Ils ont ajouté en désignant Armstrong en déclarant : « Ce qui suit est tiré du rapport d’enquête de l’USADA sur Lance Armstrong décrivant comment Armstrong a triché :
« Utilisation d'infusions salines et microdopage à l'EPO L'équipe de l'USPS a utilisé régulièrement des infusions salines, une méthode interdite, qui permet à un coureur de réduire rapidement son taux d'hématocrite pour dépasser le seuil d'hématocrite de 50% du contrôle de santé de l'UCI et tromper le contrôle biologique. programme de passeport. L'un des exemples les plus audacieux d'utilisation de solution saline pour tromper les testeurs s'est produit lors des Championnats du monde de 1998, lorsque le médecin d'Armstrong a littéralement fait passer clandestinement devant un responsable de l'UCI un litre de solution saline dissimulée sous son imperméable et l'a administré à Armstrong pour réduire son hématocrite juste avant une analyse de sang. vérifier.
«Tant que les coureurs étaient suffisamment informés à l'avance d'une analyse de sang (et qu'une vingtaine de minutes seulement étaient nécessaires), une perfusion de solution saline pourrait éliminer presque entièrement tout risque de conséquence négative d'une transfusion sanguine. Une stratégie simple lors des courses consistait à « faire tester en premier les gars avec un hématocrite plus faible ». Au moment où les testeurs sont arrivés à ceux avec un hématocrite plus élevé. Il y aurait suffisamment de temps pour une infusion de solution saline et la possibilité de boire beaucoup d'eau pour diluer l'échantillon d'urine et réduire l'hématocrite.

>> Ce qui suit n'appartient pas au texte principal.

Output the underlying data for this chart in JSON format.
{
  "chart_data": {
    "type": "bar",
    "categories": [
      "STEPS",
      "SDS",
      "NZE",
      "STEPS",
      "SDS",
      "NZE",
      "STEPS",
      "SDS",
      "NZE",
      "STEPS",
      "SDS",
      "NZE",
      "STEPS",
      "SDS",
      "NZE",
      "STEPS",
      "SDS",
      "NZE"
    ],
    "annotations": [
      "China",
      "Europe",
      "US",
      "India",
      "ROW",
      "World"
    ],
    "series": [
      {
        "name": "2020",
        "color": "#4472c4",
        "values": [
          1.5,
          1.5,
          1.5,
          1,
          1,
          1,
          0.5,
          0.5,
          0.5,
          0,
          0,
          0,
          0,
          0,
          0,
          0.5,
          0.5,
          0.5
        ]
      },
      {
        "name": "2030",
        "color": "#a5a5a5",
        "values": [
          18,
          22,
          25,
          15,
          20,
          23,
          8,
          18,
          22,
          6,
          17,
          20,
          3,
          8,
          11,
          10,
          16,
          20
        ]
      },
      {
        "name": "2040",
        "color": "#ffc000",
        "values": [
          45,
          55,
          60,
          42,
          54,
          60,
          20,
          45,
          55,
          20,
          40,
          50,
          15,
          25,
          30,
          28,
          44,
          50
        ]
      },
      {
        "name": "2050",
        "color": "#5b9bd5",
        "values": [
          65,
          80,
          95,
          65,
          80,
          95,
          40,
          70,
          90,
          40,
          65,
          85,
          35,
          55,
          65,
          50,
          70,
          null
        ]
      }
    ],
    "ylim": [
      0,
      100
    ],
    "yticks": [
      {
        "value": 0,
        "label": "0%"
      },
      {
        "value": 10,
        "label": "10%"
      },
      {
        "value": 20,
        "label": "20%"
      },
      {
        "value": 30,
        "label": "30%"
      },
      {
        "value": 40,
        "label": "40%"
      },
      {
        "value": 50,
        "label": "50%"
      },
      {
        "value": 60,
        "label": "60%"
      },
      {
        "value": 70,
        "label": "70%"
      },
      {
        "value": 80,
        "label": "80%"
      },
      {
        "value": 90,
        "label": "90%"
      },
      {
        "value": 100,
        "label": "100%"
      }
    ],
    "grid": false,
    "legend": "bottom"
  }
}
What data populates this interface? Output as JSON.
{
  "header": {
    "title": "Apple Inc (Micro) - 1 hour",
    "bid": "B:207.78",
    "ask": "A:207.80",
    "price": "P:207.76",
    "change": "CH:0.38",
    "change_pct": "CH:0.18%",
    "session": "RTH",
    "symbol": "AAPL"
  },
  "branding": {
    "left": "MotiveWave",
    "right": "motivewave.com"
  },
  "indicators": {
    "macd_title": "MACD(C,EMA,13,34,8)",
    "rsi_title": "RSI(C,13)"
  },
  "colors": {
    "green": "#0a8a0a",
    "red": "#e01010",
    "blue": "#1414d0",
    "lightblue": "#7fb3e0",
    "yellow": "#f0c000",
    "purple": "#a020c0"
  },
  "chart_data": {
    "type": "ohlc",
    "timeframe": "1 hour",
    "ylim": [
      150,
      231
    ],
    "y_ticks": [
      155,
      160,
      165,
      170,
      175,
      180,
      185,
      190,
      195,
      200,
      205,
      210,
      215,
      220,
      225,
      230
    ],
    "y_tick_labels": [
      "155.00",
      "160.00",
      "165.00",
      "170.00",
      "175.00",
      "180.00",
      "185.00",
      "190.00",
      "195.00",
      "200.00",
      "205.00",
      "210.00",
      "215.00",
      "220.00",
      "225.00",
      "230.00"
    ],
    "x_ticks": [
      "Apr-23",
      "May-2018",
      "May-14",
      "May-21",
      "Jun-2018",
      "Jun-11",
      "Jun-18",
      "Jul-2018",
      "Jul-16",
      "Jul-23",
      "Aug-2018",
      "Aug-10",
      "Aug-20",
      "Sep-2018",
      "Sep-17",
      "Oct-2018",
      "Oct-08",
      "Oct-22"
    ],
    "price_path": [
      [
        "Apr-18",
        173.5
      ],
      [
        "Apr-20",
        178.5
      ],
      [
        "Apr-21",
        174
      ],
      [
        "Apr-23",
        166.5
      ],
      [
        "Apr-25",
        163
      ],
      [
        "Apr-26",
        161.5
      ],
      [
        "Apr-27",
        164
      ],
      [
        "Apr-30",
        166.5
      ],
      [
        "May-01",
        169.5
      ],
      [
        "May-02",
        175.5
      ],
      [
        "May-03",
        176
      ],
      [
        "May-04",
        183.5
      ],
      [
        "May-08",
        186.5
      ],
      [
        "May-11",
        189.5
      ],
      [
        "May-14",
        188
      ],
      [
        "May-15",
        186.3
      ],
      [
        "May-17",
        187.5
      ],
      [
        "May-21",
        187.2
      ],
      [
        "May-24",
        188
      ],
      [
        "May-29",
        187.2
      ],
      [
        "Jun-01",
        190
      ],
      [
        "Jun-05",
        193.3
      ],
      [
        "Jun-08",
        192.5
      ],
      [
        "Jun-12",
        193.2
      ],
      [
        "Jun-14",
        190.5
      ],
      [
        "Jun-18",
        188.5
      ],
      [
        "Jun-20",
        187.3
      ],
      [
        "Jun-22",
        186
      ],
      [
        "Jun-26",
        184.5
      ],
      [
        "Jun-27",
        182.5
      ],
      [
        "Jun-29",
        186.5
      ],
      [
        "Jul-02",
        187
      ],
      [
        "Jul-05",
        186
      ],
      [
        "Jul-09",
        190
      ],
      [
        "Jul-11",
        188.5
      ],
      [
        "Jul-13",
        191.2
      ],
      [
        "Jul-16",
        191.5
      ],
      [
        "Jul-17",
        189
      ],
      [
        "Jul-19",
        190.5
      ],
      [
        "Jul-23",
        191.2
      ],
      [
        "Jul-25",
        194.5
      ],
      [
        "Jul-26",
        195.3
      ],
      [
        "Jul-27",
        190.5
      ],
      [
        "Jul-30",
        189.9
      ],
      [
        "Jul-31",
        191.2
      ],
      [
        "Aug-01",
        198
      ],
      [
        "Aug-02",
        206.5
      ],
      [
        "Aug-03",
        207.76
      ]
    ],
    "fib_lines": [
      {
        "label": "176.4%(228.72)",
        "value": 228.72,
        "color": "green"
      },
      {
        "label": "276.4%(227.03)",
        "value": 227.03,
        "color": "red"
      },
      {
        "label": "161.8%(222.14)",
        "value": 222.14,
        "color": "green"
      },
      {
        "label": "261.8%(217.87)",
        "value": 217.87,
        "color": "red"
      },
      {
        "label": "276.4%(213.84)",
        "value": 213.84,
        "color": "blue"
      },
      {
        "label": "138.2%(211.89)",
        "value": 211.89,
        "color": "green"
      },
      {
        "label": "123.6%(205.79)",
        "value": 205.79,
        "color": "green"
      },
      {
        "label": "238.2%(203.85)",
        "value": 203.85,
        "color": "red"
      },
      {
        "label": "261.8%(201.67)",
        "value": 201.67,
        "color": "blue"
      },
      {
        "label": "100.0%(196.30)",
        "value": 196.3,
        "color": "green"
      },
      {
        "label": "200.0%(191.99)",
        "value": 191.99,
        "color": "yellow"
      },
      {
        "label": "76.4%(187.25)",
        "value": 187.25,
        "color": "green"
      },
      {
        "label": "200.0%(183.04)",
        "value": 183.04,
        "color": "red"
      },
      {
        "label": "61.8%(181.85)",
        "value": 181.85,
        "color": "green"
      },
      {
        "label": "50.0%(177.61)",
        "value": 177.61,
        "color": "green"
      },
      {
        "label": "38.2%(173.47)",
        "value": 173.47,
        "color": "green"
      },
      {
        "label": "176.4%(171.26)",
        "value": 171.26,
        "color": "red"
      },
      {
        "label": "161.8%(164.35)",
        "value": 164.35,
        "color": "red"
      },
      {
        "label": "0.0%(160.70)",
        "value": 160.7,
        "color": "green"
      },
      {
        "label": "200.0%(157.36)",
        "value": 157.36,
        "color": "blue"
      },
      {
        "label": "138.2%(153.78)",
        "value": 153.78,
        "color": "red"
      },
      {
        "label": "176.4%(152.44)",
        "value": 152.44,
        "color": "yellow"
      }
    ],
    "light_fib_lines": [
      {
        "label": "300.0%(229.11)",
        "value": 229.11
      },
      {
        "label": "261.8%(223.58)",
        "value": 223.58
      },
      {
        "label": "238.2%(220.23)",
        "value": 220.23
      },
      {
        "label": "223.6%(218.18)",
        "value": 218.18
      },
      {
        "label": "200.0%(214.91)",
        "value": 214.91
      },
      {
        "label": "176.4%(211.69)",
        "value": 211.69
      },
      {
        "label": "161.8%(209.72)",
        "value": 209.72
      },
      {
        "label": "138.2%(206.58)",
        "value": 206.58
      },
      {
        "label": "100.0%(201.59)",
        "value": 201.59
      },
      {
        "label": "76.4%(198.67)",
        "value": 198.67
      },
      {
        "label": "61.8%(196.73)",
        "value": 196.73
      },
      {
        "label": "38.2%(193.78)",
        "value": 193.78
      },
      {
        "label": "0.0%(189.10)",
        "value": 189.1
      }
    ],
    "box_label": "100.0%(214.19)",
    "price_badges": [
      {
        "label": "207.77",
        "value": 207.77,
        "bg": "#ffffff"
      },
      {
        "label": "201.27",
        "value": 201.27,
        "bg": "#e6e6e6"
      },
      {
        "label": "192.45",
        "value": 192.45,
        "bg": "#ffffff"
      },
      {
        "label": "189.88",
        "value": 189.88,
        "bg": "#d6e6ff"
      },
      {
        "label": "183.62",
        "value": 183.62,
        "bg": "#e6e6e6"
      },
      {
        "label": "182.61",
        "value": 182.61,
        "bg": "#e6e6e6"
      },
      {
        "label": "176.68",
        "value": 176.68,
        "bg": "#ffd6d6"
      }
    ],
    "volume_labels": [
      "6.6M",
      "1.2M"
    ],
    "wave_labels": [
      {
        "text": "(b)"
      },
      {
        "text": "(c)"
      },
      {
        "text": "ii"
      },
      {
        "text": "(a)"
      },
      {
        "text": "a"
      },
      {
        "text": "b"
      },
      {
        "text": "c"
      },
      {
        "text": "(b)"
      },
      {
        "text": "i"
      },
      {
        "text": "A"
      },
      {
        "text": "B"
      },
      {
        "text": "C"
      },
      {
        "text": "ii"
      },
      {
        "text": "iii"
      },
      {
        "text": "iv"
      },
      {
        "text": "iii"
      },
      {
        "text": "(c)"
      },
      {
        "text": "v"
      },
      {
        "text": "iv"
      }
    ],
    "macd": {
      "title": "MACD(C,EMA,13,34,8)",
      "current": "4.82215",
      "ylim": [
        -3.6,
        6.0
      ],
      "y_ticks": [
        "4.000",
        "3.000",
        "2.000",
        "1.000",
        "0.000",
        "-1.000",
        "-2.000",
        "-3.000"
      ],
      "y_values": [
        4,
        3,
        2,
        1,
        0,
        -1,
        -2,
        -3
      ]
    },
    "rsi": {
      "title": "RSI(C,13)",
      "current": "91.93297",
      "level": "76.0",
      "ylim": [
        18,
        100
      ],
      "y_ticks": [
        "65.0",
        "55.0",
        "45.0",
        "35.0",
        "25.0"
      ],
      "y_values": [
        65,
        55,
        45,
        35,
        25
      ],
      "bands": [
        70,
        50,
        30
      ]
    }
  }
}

« De même, les IV diluent l’urine. Il est clair que M. Haney aurait pris des mesures pour se protéger (c'est-à-dire une pesée le deuxième jour) ou même annulé complètement le combat s'il avait su que des méthodes de réhydratation interdites étaient utilisées. Il n’avait aucun moyen de connaître les IV, qui n’auraient pas été détectées sans le résultat positif, auquel cas elles ont été divulguées à la Commission.
Garcia et son équipe n'ont pas encore répondu publiquement à la plainte du NYSAC.